市川辰也 董事長
<曽田香料(昆山)有限公司>
曽田香料は中国・第二工場の稼働を起爆剤に、現地でのプレゼンス向上を図る。今年7月に安徽省での新工場が稼働。強みであるフレーバー(食品用香料)の供給力を高めたことで、多様化する現地飲料・食品ニーズを捉え、さらなる高みを目指す。
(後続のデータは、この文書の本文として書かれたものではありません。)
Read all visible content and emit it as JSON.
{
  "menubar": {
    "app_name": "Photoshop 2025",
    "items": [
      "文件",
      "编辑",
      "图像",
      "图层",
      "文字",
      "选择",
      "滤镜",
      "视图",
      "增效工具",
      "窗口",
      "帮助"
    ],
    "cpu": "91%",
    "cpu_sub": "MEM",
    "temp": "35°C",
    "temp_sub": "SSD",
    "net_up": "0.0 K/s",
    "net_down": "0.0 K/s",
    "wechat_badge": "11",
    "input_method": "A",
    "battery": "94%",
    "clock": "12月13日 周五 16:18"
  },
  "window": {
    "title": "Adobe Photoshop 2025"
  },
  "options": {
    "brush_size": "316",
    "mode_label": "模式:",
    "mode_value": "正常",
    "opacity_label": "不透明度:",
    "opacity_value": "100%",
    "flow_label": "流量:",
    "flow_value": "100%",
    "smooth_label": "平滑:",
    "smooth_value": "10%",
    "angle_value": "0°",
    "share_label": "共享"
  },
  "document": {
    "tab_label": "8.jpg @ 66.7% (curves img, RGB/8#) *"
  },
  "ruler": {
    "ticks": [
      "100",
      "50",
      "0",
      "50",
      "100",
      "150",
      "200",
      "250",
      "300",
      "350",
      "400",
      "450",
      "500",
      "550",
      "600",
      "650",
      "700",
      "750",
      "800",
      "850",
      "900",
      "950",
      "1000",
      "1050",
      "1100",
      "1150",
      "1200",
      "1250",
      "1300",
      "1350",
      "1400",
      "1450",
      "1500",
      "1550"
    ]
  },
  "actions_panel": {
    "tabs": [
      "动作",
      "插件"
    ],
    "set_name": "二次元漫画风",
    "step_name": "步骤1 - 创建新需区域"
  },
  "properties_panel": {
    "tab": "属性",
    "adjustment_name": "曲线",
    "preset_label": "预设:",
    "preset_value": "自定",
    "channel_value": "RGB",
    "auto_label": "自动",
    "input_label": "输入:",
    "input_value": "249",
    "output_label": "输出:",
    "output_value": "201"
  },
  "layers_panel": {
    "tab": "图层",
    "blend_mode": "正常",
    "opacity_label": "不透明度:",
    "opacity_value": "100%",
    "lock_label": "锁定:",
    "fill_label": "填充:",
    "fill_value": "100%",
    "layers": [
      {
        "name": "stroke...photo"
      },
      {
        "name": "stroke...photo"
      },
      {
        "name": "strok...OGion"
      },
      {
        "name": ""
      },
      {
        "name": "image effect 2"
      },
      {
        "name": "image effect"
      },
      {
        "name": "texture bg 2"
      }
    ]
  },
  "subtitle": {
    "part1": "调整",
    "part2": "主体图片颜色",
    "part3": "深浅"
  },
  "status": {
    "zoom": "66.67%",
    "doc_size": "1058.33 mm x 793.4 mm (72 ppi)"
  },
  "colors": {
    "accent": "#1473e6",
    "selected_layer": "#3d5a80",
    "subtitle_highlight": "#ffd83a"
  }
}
曽田香料の中国事業は海外事業の中でも最大級の規模を有する。現地法人・曽田香料(昆山)は江蘇省に工場を置き、上海分公司が営業・R&D両機能を担っている。今年夏には建設中の曽田食品科技(滁州)が竣工した。飲料用液状フレーバーの生産をメインに手がける。江蘇省と安徽省の2拠点からの供給が可能になり、BCP(事業継続計画)でも強化された。両拠点を併せたフレーバー生産能力は年間6000トンになる見込み。
中国香料業界は大小さまざまな企業が乱立しており、覇を争っている。曽田香料の主力であるフレーバー市場は今後も堅調な成長が見込まれる一方で競争も激しい。新工場稼働を契機にローカル顧客向けの拡販に一層注力する。これまで以上に台湾法人の台湾曽田香料股份や日本側とスクラムを組み、収益力を高める。
日本・野田支社(千葉県野田市)では新たな研究棟の稼働による、研究開発力の向上、業務効率の底上げのほか中国側へのサポート強化も期待されている。中国は日本側と密に連携を取りながら、現地向けの新製品の開発や技術サポートを引き続き行い、顧客満足度の向上に努めていく。
中国市場開拓のためには、拠点同士の連携が必須となる。他方、海外拠点ではタイ、シンガポールにそれぞれ拠点を有する点を最大限に活用し、原料の融通や製品販売などを通して、強靱な事業体制を構築する。